Gisela was especially unsettled that night in early November. I was up and down trying to nurse her back to sleep, becoming more frustrated with every new cry. Eventually, I gave up on sleep and moved with her to the sitting room.
Just as I settled, I was startled by the sound of breaking glass and shouting on the street. I froze in place, telling myself I had nothing to worry about. If there was any sign of trouble, Dietger would have the Gestapo or the SA here in minutes. If I just waited patiently, I’d hear the fuss die down.
But instead came more shouting, many voices now, and then the sound of screaming in the distance—someone pleading for help, the tinkle and crunch of more glass breaking, and then more and more screaming.
I reached for the light switch, my hands shaking so hard by then that I almost knocked the thing over. The light went out, and now the sitting room was almost dark, the dim glow of the streetlights falling in lines across the room through gaps around the drapes. Gisela grizzled and I shushed her, jiggling her in my arms both to expend some of my anxiety and to rock her back to sleep. The sounds of movement were closer—now heavy boots against the sidewalk, many boots, not just a handful of troublemakers as I’d first imagined.
Then came shouts and cheers, and was that a hint of smoke in the air?
I was alone in the house with the children. I’d resented Jürgen’s absence more times than I could count, but that night, I almost hated him for it, even though I knew that he loathed the distance every bit as much as I did.

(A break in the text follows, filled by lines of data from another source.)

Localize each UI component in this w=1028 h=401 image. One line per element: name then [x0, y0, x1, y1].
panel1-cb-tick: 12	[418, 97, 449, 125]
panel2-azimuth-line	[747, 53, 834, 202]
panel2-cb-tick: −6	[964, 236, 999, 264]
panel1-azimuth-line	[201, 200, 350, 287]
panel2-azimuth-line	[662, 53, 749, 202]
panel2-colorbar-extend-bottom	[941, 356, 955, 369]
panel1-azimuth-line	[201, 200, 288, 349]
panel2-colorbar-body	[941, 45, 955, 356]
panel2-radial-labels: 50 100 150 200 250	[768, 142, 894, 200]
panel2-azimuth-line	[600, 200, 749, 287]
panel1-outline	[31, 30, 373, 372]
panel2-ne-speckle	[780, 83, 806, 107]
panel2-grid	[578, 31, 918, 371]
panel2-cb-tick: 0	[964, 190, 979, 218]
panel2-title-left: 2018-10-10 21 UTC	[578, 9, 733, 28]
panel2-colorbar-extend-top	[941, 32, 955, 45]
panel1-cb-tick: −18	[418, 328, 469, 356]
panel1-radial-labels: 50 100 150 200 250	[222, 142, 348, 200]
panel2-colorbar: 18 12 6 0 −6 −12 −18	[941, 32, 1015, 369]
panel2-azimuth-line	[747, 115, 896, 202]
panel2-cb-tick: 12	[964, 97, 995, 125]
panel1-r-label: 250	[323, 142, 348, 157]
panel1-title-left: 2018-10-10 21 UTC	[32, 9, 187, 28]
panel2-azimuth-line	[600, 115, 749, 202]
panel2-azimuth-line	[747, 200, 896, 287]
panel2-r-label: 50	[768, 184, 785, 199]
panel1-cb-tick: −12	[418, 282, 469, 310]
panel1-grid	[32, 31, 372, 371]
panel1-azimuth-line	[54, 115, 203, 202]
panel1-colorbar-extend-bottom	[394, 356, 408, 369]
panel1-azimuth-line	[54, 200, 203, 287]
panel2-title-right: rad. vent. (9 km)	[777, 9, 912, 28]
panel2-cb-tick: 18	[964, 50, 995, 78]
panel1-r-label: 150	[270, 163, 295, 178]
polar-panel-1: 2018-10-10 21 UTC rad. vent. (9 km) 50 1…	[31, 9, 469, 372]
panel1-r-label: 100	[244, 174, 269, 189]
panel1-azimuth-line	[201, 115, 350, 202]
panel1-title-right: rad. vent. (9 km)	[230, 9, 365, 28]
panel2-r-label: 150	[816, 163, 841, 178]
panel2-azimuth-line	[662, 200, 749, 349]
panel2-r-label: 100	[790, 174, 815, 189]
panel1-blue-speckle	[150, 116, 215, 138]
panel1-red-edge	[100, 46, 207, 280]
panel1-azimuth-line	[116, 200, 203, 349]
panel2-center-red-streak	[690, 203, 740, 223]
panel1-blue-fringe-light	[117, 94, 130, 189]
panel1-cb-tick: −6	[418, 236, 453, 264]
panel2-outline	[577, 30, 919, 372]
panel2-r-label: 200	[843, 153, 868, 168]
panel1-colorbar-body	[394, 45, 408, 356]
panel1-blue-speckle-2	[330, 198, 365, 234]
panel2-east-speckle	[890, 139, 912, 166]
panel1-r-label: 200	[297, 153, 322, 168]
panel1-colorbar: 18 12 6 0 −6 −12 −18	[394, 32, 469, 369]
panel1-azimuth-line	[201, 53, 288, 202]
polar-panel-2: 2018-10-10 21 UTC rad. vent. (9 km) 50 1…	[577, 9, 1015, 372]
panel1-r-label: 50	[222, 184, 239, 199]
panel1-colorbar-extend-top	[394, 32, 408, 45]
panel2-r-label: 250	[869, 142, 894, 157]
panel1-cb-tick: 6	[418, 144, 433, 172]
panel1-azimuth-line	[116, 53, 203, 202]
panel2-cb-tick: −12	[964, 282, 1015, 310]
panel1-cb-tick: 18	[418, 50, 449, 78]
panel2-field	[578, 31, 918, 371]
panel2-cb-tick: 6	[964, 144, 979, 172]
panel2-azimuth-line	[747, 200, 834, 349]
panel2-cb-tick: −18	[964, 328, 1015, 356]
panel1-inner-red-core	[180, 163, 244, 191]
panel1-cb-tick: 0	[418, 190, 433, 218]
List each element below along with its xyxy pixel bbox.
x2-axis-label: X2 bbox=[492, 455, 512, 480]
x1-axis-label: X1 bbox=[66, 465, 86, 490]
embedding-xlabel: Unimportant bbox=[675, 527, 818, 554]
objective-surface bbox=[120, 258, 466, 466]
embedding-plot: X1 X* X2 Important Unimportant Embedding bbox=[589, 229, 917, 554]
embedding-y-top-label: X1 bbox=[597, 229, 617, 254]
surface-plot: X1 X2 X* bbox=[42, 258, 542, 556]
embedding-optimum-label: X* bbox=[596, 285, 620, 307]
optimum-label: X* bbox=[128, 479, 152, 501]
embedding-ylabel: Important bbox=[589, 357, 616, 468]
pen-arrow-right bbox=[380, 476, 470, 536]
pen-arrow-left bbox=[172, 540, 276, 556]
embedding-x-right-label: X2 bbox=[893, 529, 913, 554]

I slipped from the sitting room, back up the stairs to settle Gisela in her bedroom, but then returned to the ground floor. I tried peeking around the drapes but couldn’t quite figure out what the activity was—not until my eyes adjusted and I recognized the Brownshirts outside my window. This was government-sanctioned chaos.
I hoped Adele was somehow sleeping through the noise—it was possible; she’d been so exhausted lately. The smoke in the air grew stronger as the crowd expanded and their rowdiness expanded with it. Had our national tinderbox finally been set?
Suddenly I realized that just beyond the low hedge at the front of my house, Dietger was in his coat, talking to an SA officer. I walked briskly to the foyer and pulled a coat over my nightclothes, then quietly opened the front door. Dietger looked up at me in alarm.
“Sofie, tonight is not the night to be out,” he said stiffly, glancing along the street, as if he was keeping watch for danger.
“What’s happening?” I asked, wrapping the coat tighter around myself. Now that I was outside, I could hear the distant sounds of sirens and gunshots. The chaos seemed to be coming from every direction. It sounded like the end of the world.
“Don’t worry,” Dietger assured me calmly. “Aryan homes are perfectly safe—the police will ensure it.”
“Safe from what?”
“The Jews murdered a German diplomat in Paris. What you are hearing is a necessary retaliation.”
Had sleep deprivation driven me insane, or did that make no sense? In the distance, the wail of sirens and the sounds of gunshots and the tinkling of glass crashing to the ground continued.
“Paris,” I repeated, fumbling to make sense of it all. “German Jews murdered someone in Paris?”